Three times a year, for more than a century, mortality rates for Americans aged 50 and older have hovered around 1.8 percent — or between 23,000 and 31,000 people a year. The government puts the annual decline in death rates for all ages at 4.3 percent over the past quarter-century.
But in one area, there is evidence that mortality has remained stubbornly high for many years: the rate of decline among cancer survivors. And in a new paper released today in the Proceedings of the National Academy of Sciences, a paper published under the “Omicron” subunit of the Cornell Unit, University of Chicago scientists discovered that while death rates in cancer victims have been falling over the last decade, the average patient’s survival time has declined by more than a day.
“There was a pattern in which the recovery time was getting much longer,” says David Reiss, a co-author of the paper, “and it got even longer later in the life course.”
Because cancer survivors are more likely to suffer cognitive impairment, they often lose their jobs or become disoriented. Some are forced to choose between medication or insurance, leading to a more prolonged recuperation period.
The elderly can take their chances with blood-thinning medicines when they are mostly healthy, while treatment involves more time and medication, and more years of work for doctors to get through. The fewer the assets, the more you are at risk of exclusion.
Cancer remains the leading cause of death among those over the age of 65, yet there are other statistics that may suggest that once again, the pharmaceutical industry’s drugs may still be doing their job. In the current study, the authors focused on melanoma, and the best and worst performers. Among those 65 and older, there were about 13,500 cases of melanoma in 2010. Of those, 58 percent were successfully treated, yet 74 percent of those patients still experienced a post-treatment disability.
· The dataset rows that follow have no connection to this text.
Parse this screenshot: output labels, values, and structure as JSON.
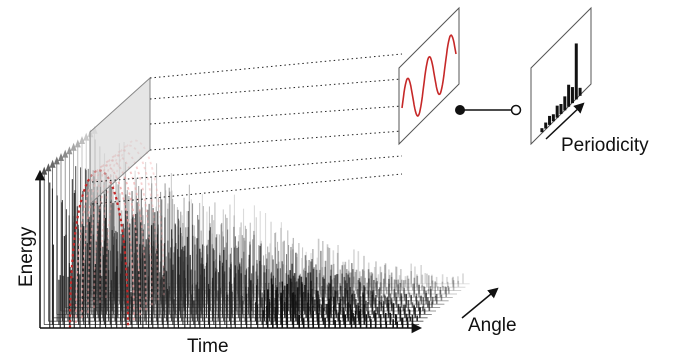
{
  "labels": {
    "energy": "Energy",
    "time": "Time",
    "angle": "Angle",
    "periodicity": "Periodicity"
  },
  "colors": {
    "curve_red": "#c62828",
    "curve_faint": "#f0a0a0",
    "ink": "#111111",
    "plane_fill": "#cfcfcf",
    "panel_edge": "#555555"
  },
  "structure": {
    "stacked_spectra_count": 14,
    "sinusoid_cycles": 2.5,
    "periodicity_bar_count": 11
  }
}
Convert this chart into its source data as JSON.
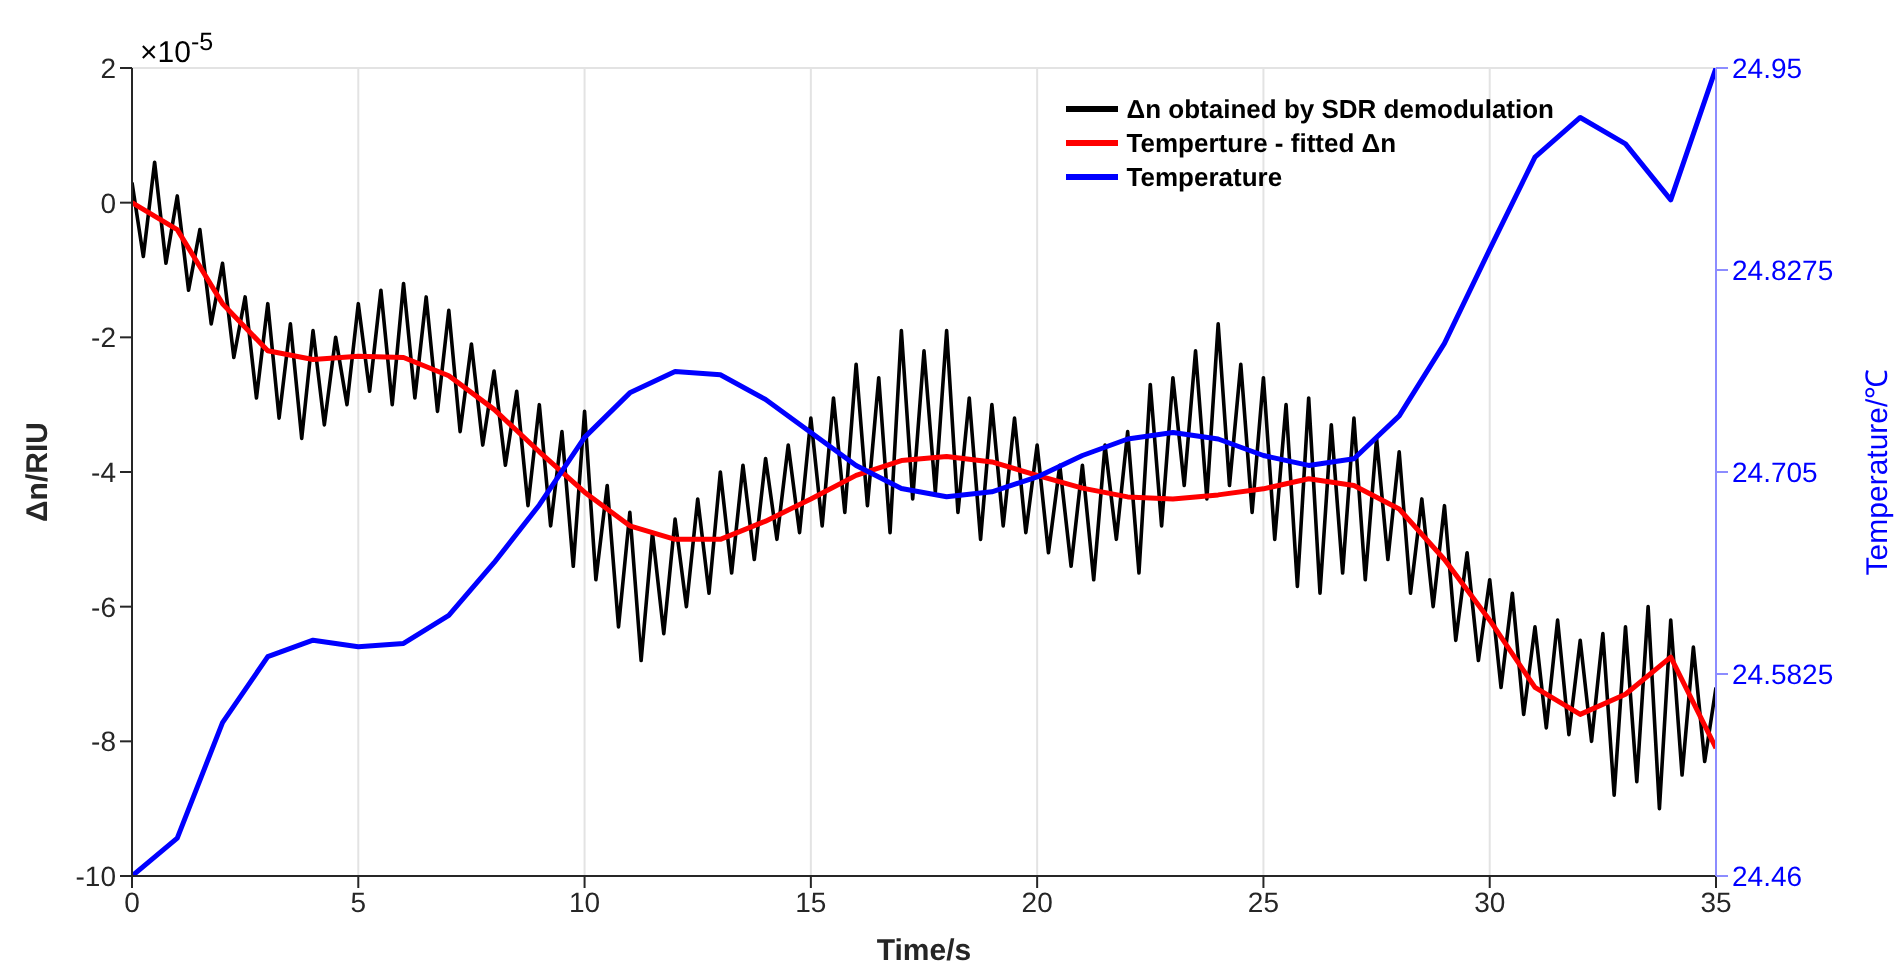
{
  "chart_data": {
    "type": "line",
    "xlabel": "Time/s",
    "ylabel": "Δn/RIU",
    "y2label": "Temperature/℃",
    "annotations": [
      "×10$^{-5}$"
    ],
    "xlim": [
      0,
      35
    ],
    "xticks": [
      0,
      5,
      10,
      15,
      20,
      25,
      30,
      35
    ],
    "ylim": [
      -10,
      2
    ],
    "yticks": [
      -10,
      -8,
      -6,
      -4,
      -2,
      0,
      2
    ],
    "y2lim": [
      24.46,
      24.95
    ],
    "y2ticks": [
      24.46,
      24.5825,
      24.705,
      24.8275,
      24.95
    ],
    "grid": true,
    "legend": "top right",
    "line_style": "solid",
    "marker": "none",
    "series": [
      {
        "name": "Δn obtained by SDR demodulation",
        "color": "#000000",
        "x": [
          0,
          0.25,
          0.5,
          0.75,
          1,
          1.25,
          1.5,
          1.75,
          2,
          2.25,
          2.5,
          2.75,
          3,
          3.25,
          3.5,
          3.75,
          4,
          4.25,
          4.5,
          4.75,
          5,
          5.25,
          5.5,
          5.75,
          6,
          6.25,
          6.5,
          6.75,
          7,
          7.25,
          7.5,
          7.75,
          8,
          8.25,
          8.5,
          8.75,
          9,
          9.25,
          9.5,
          9.75,
          10,
          10.25,
          10.5,
          10.75,
          11,
          11.25,
          11.5,
          11.75,
          12,
          12.25,
          12.5,
          12.75,
          13,
          13.25,
          13.5,
          13.75,
          14,
          14.25,
          14.5,
          14.75,
          15,
          15.25,
          15.5,
          15.75,
          16,
          16.25,
          16.5,
          16.75,
          17,
          17.25,
          17.5,
          17.75,
          18,
          18.25,
          18.5,
          18.75,
          19,
          19.25,
          19.5,
          19.75,
          20,
          20.25,
          20.5,
          20.75,
          21,
          21.25,
          21.5,
          21.75,
          22,
          22.25,
          22.5,
          22.75,
          23,
          23.25,
          23.5,
          23.75,
          24,
          24.25,
          24.5,
          24.75,
          25,
          25.25,
          25.5,
          25.75,
          26,
          26.25,
          26.5,
          26.75,
          27,
          27.25,
          27.5,
          27.75,
          28,
          28.25,
          28.5,
          28.75,
          29,
          29.25,
          29.5,
          29.75,
          30,
          30.25,
          30.5,
          30.75,
          31,
          31.25,
          31.5,
          31.75,
          32,
          32.25,
          32.5,
          32.75,
          33,
          33.25,
          33.5,
          33.75,
          34,
          34.25,
          34.5,
          34.75,
          35
        ],
        "values": [
          0.3,
          -0.8,
          0.6,
          -0.9,
          0.1,
          -1.3,
          -0.4,
          -1.8,
          -0.9,
          -2.3,
          -1.4,
          -2.9,
          -1.5,
          -3.2,
          -1.8,
          -3.5,
          -1.9,
          -3.3,
          -2.0,
          -3.0,
          -1.5,
          -2.8,
          -1.3,
          -3.0,
          -1.2,
          -2.9,
          -1.4,
          -3.1,
          -1.6,
          -3.4,
          -2.1,
          -3.6,
          -2.5,
          -3.9,
          -2.8,
          -4.5,
          -3.0,
          -4.8,
          -3.4,
          -5.4,
          -3.1,
          -5.6,
          -4.2,
          -6.3,
          -4.6,
          -6.8,
          -4.9,
          -6.4,
          -4.7,
          -6.0,
          -4.4,
          -5.8,
          -4.0,
          -5.5,
          -3.9,
          -5.3,
          -3.8,
          -5.0,
          -3.6,
          -4.9,
          -3.2,
          -4.8,
          -2.9,
          -4.6,
          -2.4,
          -4.5,
          -2.6,
          -4.9,
          -1.9,
          -4.4,
          -2.2,
          -4.3,
          -1.9,
          -4.6,
          -2.9,
          -5.0,
          -3.0,
          -4.8,
          -3.2,
          -4.9,
          -3.6,
          -5.2,
          -3.9,
          -5.4,
          -3.9,
          -5.6,
          -3.6,
          -5.0,
          -3.4,
          -5.5,
          -2.7,
          -4.8,
          -2.6,
          -4.2,
          -2.2,
          -4.4,
          -1.8,
          -4.2,
          -2.4,
          -4.6,
          -2.6,
          -5.0,
          -3.0,
          -5.7,
          -2.9,
          -5.8,
          -3.3,
          -5.5,
          -3.2,
          -5.6,
          -3.5,
          -5.3,
          -3.7,
          -5.8,
          -4.4,
          -6.0,
          -4.5,
          -6.5,
          -5.2,
          -6.8,
          -5.6,
          -7.2,
          -5.8,
          -7.6,
          -6.3,
          -7.8,
          -6.2,
          -7.9,
          -6.5,
          -8.0,
          -6.4,
          -8.8,
          -6.3,
          -8.6,
          -6.0,
          -9.0,
          -6.2,
          -8.5,
          -6.6,
          -8.3,
          -7.2
        ]
      },
      {
        "name": "Temperture - fitted Δn",
        "color": "#ff0000",
        "x": [
          0,
          1,
          2,
          3,
          4,
          5,
          6,
          7,
          8,
          9,
          10,
          11,
          12,
          13,
          14,
          15,
          16,
          17,
          18,
          19,
          20,
          21,
          22,
          23,
          24,
          25,
          26,
          27,
          28,
          29,
          30,
          31,
          32,
          33,
          34,
          35
        ],
        "values": [
          0,
          -0.4,
          -1.5,
          -2.2,
          -2.33,
          -2.28,
          -2.3,
          -2.57,
          -3.07,
          -3.7,
          -4.3,
          -4.8,
          -5.0,
          -5.0,
          -4.73,
          -4.4,
          -4.05,
          -3.83,
          -3.77,
          -3.85,
          -4.05,
          -4.24,
          -4.37,
          -4.4,
          -4.34,
          -4.25,
          -4.1,
          -4.2,
          -4.55,
          -5.3,
          -6.2,
          -7.2,
          -7.6,
          -7.3,
          -6.75,
          -8.1
        ]
      },
      {
        "name": "Temperature",
        "color": "#0000ff",
        "axis": "y2",
        "x": [
          0,
          1,
          2,
          3,
          4,
          5,
          6,
          7,
          8,
          9,
          10,
          11,
          12,
          13,
          14,
          15,
          16,
          17,
          18,
          19,
          20,
          21,
          22,
          23,
          24,
          25,
          26,
          27,
          28,
          29,
          30,
          31,
          32,
          33,
          34,
          35
        ],
        "values": [
          24.46,
          24.483,
          24.553,
          24.593,
          24.603,
          24.599,
          24.601,
          24.618,
          24.65,
          24.685,
          24.726,
          24.753,
          24.766,
          24.764,
          24.749,
          24.729,
          24.709,
          24.695,
          24.69,
          24.693,
          24.702,
          24.715,
          24.725,
          24.729,
          24.725,
          24.715,
          24.709,
          24.713,
          24.739,
          24.783,
          24.84,
          24.896,
          24.92,
          24.904,
          24.87,
          24.95
        ]
      }
    ]
  }
}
“The magnitude of impairment was very high, at 18 months,” says Reiss. “That’s another sign that skin cancer drugs may not just be shrinking tumors, but managing the residual disease.”
One impediment to treating cancer patients might be the gap between what doctors think is necessary to keep patients’ brains intact — such as a high dose of chemotherapy — and what patients think is necessary. Reiss and his colleagues suggest that using a definition of what’s necessary could lead to more effective, personalized therapies for cancer patients.
There is still a possibility that these drugs might work, at least in some people. But this is likely to help small, handfuls of cancer patients who can organize themselves and put aside their wish to miss work. More than one-third of patients with melanoma survive beyond five years. For better or worse, Reiss does not think that these findings mean cancer is especially curable.
“Although I think these studies are instructive, I do not think we’re at a point where physicians are completely at ease about taking away somebody’s benefits because of therapy,” he says. “That’s always a very loaded question. But my baseline view is that these cancer treatments should be withheld until these patients are extremely well.”